What Is Big Data?
What is Big Data? According to Wikipedia: “The term ‘big data’ (abbreviated as B.D) is a term that combines information theory and the phrase ‘big data’ to describe large-scale, interconnected, managed databases and their associated technologies.” According to IDEA magazine (pages 14 & 15), “When systems involving hundreds of millions of objects are combined, the resulting information is often much more complex than can be studied or analyzed using conventional information processing technologies.” In a related vein,”…an analysis of data using computers will always need trained computer software specialists.” In order to interpret, predict, and ultimately control the value generated by this collective, almost infinite collection of data sets it very difficult to design a method of action that truly fits the data, which is why so many in the IT community are continually looking for better tools to analyze big data.
How does Big Data fit into the current discussion about agile software development and its necessity for fast, robust, adaptable systems? In fact, we often hear one senior manager of a large software company to complain to his team mates that the velocity with which he is moving his software projects is too slow and he wants some new rules to speed it up. He is looking for velocity bumps along the way, not established processes. If you ask what is big data to him, he might say three things:
First, he would say that big data analytics is necessary because: “ather people have been talking about this stuff for a long time but nothing has happened. We just don’t have the skills in the group.” Second, he would point out that there is no inherent structure in unstructured data and that it must be manipulated and then treated like a structured document. Finally, he would argue that because no formal methodology exists to manage it, managers must rely on computer skills and judgment to make sense of it all.
I think this last statement is the biggest fallacy out there and it is also the most dangerous. There is nothing inherent or deep about unstructured data. Structured document management (SCM) was developed decades ago and works very well for some things. What is commonly called big data is actually just unstructured information – and that information is increasingly important due to technological change. It has to be managed named in a structured way for managers to use it in a cost-effective way and also for them to feel good about the progress they are making.
So what is big data? According to my view, it is predictive analytics applied in a new way to unstructured data. It analyzes data mining, behavioral science, and traditional databases to make predictions about customer trends, motivations, and organizational needs. For example, managers could use this information to forecast where customer dollars are likely to move next, where demand is likely to increase next year, where supply will peak next year, and even when next quarter’s revenue will end.
Traditional databases usually deal with fixed data in a traditional format.

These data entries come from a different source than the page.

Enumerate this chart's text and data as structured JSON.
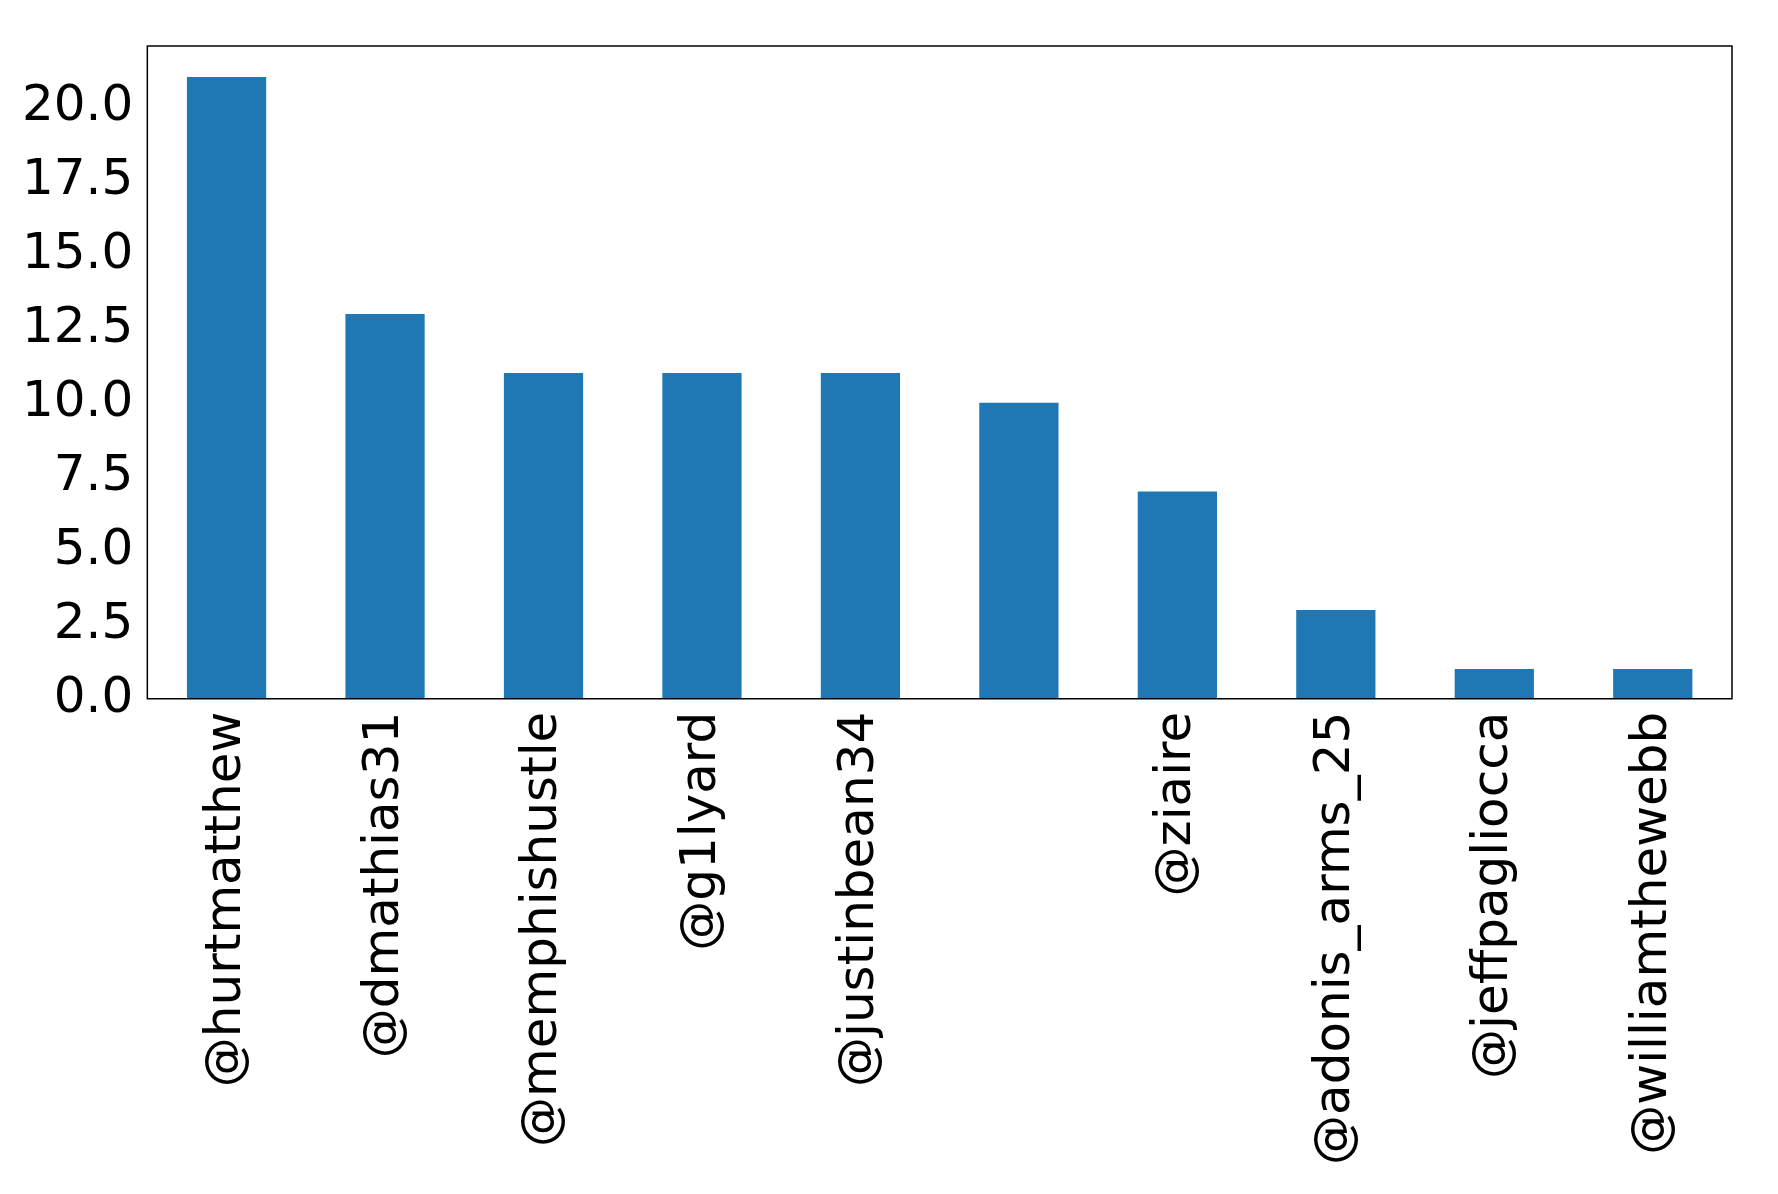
{
  "chart_data": {
    "type": "bar",
    "categories": [
      "@hurtmatthew",
      "@dmathias31",
      "@memphishustle",
      "@g1lyard",
      "@justinbean34",
      null,
      "@ziaire",
      "@adonis_arms_25",
      "@jeffpagliocca",
      "@williamthewebb"
    ],
    "values": [
      21,
      13,
      11,
      11,
      11,
      10,
      7,
      3,
      1,
      1
    ],
    "color": "#1f77b4",
    "ylim": [
      0,
      22.05
    ],
    "yticks": [
      {
        "value": 0,
        "label": "0.0"
      },
      {
        "value": 2.5,
        "label": "2.5"
      },
      {
        "value": 5,
        "label": "5.0"
      },
      {
        "value": 7.5,
        "label": "7.5"
      },
      {
        "value": 10,
        "label": "10.0"
      },
      {
        "value": 12.5,
        "label": "12.5"
      },
      {
        "value": 15,
        "label": "15.0"
      },
      {
        "value": 17.5,
        "label": "17.5"
      },
      {
        "value": 20,
        "label": "20.0"
      }
    ],
    "grid": false,
    "legend": false
  }
}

This means you get to have access to hundreds or even thousands of rows at a time – but it means you must either sort through them one-by-one (analog processing) or parallel – send the filtered results over multiple sockets, and then sort again (xerographic processing). Streaming platforms on the other hand deal with large amounts of unprocessed data in real-time. This means it’s much more likely that the result from streaming will be a fast and accurate representation of what a traditional database would return. This makes using streaming platform data much more efficient than traditional methods
Streaming is also used for several industries, like retailing, where fast analysis is needed. The process does not involve sorting through huge amounts of data sets; instead, certain criteria are targeted in a very short amount of time to get the desired result. Some common examples of these industries include coupons that need to be redeemed quickly in order to save money or recommendations that must be actively sought out and consumed. This leverages the ability to obtain information in real time and analyze it using natural language processing (NLP), as well as leveraging previously-collected data sets. With NLP, these “instances” can be labeled, analyzed, and refined (or smoothed) according to pre-established rules – ultimately resulting in an even more relevant result.
Another example of leveraging traditional data sources to generate insightful insights into what is happening in the marketplace comes from marketing/testing/launch environments. Here, data mining enables marketers and testers to test and evaluate customer experiences before launching a new product or service. This leverages the ability to obtain data sets from all angles: behavioral, survey, and interaction. It can also measure key performance indicators against previously measured metrics, as well as derive metrics from new and unique customer experiences. Ultimately, this allows for the development of improved customer experiences, which lead to more repeat customers, and ultimately to higher gross sales and margins.